Lo spaccio a San Leone e la gestione di Banana Così Ruscica salta dai Cursoti al clan Cappello

Casa Ruscica è trafficata. Tra gli incroci di San Leone, nel quartiere incastrato tra il viale Mario Rapisardi e il corso Indipendenza, dove abitano i componenti della famiglia lo sanno tutti. Il 22 gennaio 2017, secondo gli investigatori, è nell’abitazione di Carmelo Ruscica, alias Bananedda, che si è siglato l’accordo tra i Cappello-Caratteddi e i Cursoti milanesi. Il patto delle bandiere per dividere tra i due clan le aree di pertinenza dello spaccio a San Berillo nuovo: bandiera degli Usa i Cappello, del Milan i Cursoti. Il luogo dell’appuntamento che chiude le ostilità si trova nei dettagli dell’operazione Tricolore, che ha portato alla notifica di un’ordinanza di custodia cautelare a quaranta persone. Tra le quali Carmelo Ruscica non figura. Lasciato fuori dall’inchiesta che, però, vede il suo appartamento protagonista.

A quell’incontro c’erano tutti: Lorenzo Cristian Monaco, Giuseppe La Placa (‘u sfregiatu), i fratelli Concetto e Simone Bonaccorsi e, ovviamente, Giuseppe Ruscica. Fratello maggiore del padrone di casa, per questo noto come Banana, senza diminutivo. Quel giorno deve segnare la fine delle ostilità tra i due gruppi criminali diversi e deve marcare la spartizione del territorio, al fine di evitare future rappresaglie. L’attenzione delle forze dell’ordine, a San Berillo nuovo, è sempre più intensa.

E la famiglia dei Ruscica, del resto, ormai a Catania la conoscono tutti: Carmelo è il papà e Giuseppe è lo zio del giovane Eugenio, 16enne scomparso in un tragico incidente in corso Duca d’Aosta. A pochi metri da casa l’impatto con un’auto in circostanze non chiare gli è stato fatale e per lui la famiglia intera ha organizzato un corteo funebre di popolo: a migliaia hanno riempito le strade del quartiere, nel pomeriggio del 3 novembre 2016, mentre la questura vietava le esequie in forma pubblica per motivi di sicurezza.

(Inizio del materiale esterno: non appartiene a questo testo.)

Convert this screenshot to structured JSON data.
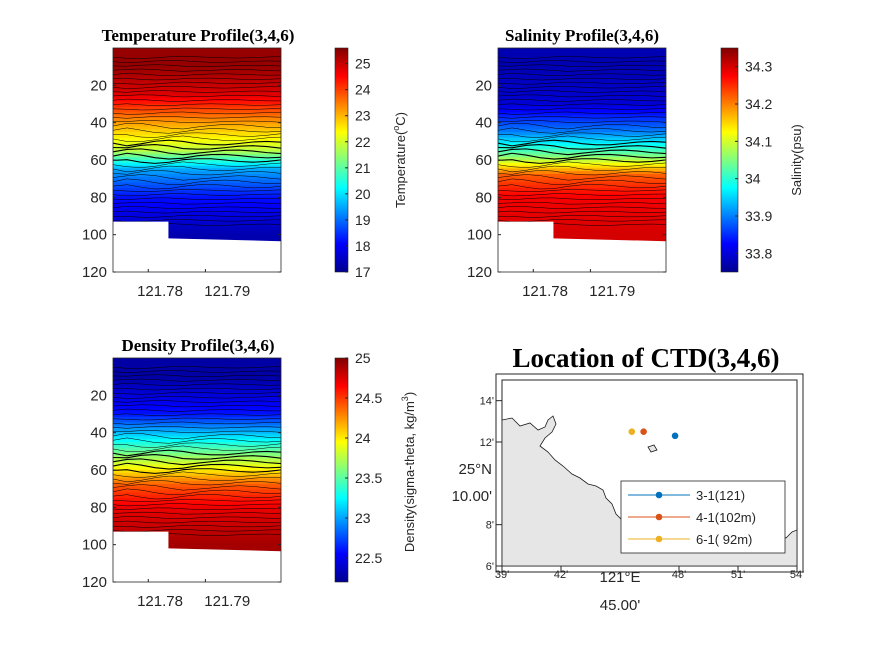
{
  "chart_data": [
    {
      "type": "heatmap",
      "title": "Temperature Profile(3,4,6)",
      "x_ticks": [
        "121.78",
        "121.79"
      ],
      "y_ticks": [
        "20",
        "40",
        "60",
        "80",
        "100",
        "120"
      ],
      "y_direction": "reversed (depth increases downward)",
      "ylim": [
        0,
        120
      ],
      "colorbar": {
        "label": "Temperature(°C)",
        "ticks": [
          "17",
          "18",
          "19",
          "20",
          "21",
          "22",
          "23",
          "24",
          "25"
        ],
        "range": [
          17,
          25.6
        ]
      },
      "layers": [
        {
          "depth": 10,
          "value": 25.4
        },
        {
          "depth": 25,
          "value": 24.8
        },
        {
          "depth": 40,
          "value": 23.2
        },
        {
          "depth": 55,
          "value": 21.8
        },
        {
          "depth": 65,
          "value": 19.5
        },
        {
          "depth": 80,
          "value": 18.2
        },
        {
          "depth": 100,
          "value": 17.4
        }
      ]
    },
    {
      "type": "heatmap",
      "title": "Salinity Profile(3,4,6)",
      "x_ticks": [
        "121.78",
        "121.79"
      ],
      "y_ticks": [
        "20",
        "40",
        "60",
        "80",
        "100",
        "120"
      ],
      "y_direction": "reversed (depth increases downward)",
      "ylim": [
        0,
        120
      ],
      "colorbar": {
        "label": "Salinity(psu)",
        "ticks": [
          "33.8",
          "33.9",
          "34",
          "34.1",
          "34.2",
          "34.3"
        ],
        "range": [
          33.75,
          34.35
        ]
      },
      "layers": [
        {
          "depth": 10,
          "value": 33.78
        },
        {
          "depth": 30,
          "value": 33.8
        },
        {
          "depth": 45,
          "value": 33.9
        },
        {
          "depth": 58,
          "value": 34.05
        },
        {
          "depth": 68,
          "value": 34.22
        },
        {
          "depth": 80,
          "value": 34.28
        },
        {
          "depth": 100,
          "value": 34.3
        }
      ]
    },
    {
      "type": "heatmap",
      "title": "Density Profile(3,4,6)",
      "x_ticks": [
        "121.78",
        "121.79"
      ],
      "y_ticks": [
        "20",
        "40",
        "60",
        "80",
        "100",
        "120"
      ],
      "y_direction": "reversed (depth increases downward)",
      "ylim": [
        0,
        120
      ],
      "colorbar": {
        "label": "Density(sigma-theta, kg/m³)",
        "ticks": [
          "22.5",
          "23",
          "23.5",
          "24",
          "24.5",
          "25"
        ],
        "range": [
          22.2,
          25
        ]
      },
      "layers": [
        {
          "depth": 10,
          "value": 22.3
        },
        {
          "depth": 30,
          "value": 22.6
        },
        {
          "depth": 45,
          "value": 23.3
        },
        {
          "depth": 58,
          "value": 23.9
        },
        {
          "depth": 68,
          "value": 24.4
        },
        {
          "depth": 80,
          "value": 24.7
        },
        {
          "depth": 100,
          "value": 24.9
        }
      ]
    },
    {
      "type": "scatter",
      "title": "Location of CTD(3,4,6)",
      "x_ticks": [
        "39'",
        "42'",
        "121°E",
        "48'",
        "51'",
        "54'"
      ],
      "x_extra_label": "45.00'",
      "y_ticks": [
        "6'",
        "8'",
        "10.00'",
        "12'",
        "14'"
      ],
      "y_extra_label": "25°N",
      "series": [
        {
          "name": "3-1(121)",
          "color": "#0072BD",
          "lon_min": 47.8,
          "lat_min": 12.3
        },
        {
          "name": "4-1(102m)",
          "color": "#D95319",
          "lon_min": 46.2,
          "lat_min": 12.5
        },
        {
          "name": "6-1( 92m)",
          "color": "#EDB120",
          "lon_min": 45.6,
          "lat_min": 12.5
        }
      ],
      "legend_position": "bottom-right"
    }
  ]
}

L’accusa di essere parte dei Cursoti milanesi era già stata formulata dalle forze dell’ordine nei confronti di Carmelo e Giuseppe, arrestati entrambi la prima volta nel 2013.

Anni dopo, secondo l’inchiesta, Giuseppe passa dai Cursoti ai Cappello. Portando con sé il suo peso sociale nell’intero quartiere. Dice Sebastiano Sardo, cioè il pentito Iano occhiolino, che Banana era capace di smerciare, da casa sua, un chilo di cocaina al mese, intascando 50mila euro. Un’abilità che gli vale il rango di «luogotenente» del presunto capo, Lorenzo Cristian Monaco, e che lo porta spesso, come accertato dalle forze dell’ordine durante i periodi di osservazione che hanno portato al blitz di ieri, a contare mazzette di denaro contante.

Il ruolo di organizzatore di Banana, secondo gli investigatori, emerge anche da un’abitudine amorevole: il bacio sulle labbra per salutare Giuseppe La Placa. Un modo – «in termini di alta probabilità», scrive la procura – «per manifestare la comune appartenenza al clan». E per tutelare proprio il clan, nei giorni in cui esponenti di rango apicale della cosca si presentavano in corso Indipendenza per discutere di affari, veniva interrotto lo spaccio di droga. Non si muoveva una foglia, infatti, il 3 aprile 2018 quando, tra le case popolari di corso Indipendenza, si incontrano la moglie di Ignazio Bonaccorsi (fratello del pentito Concetto), Giuseppe Ruscica, Giuseppe La Placa, il presunto capo Lorenzo Cristian Monaco e i gemelli Fabio e Luca Santoro, arrestati nell’ambito del blitz Gorgoni e ritenuti tra i più stretti collaboratori di Massimiliano Salvo, ‘u carruzzeri, ritenuto dagli investigatori capo dell’ala armata del clan Cappello.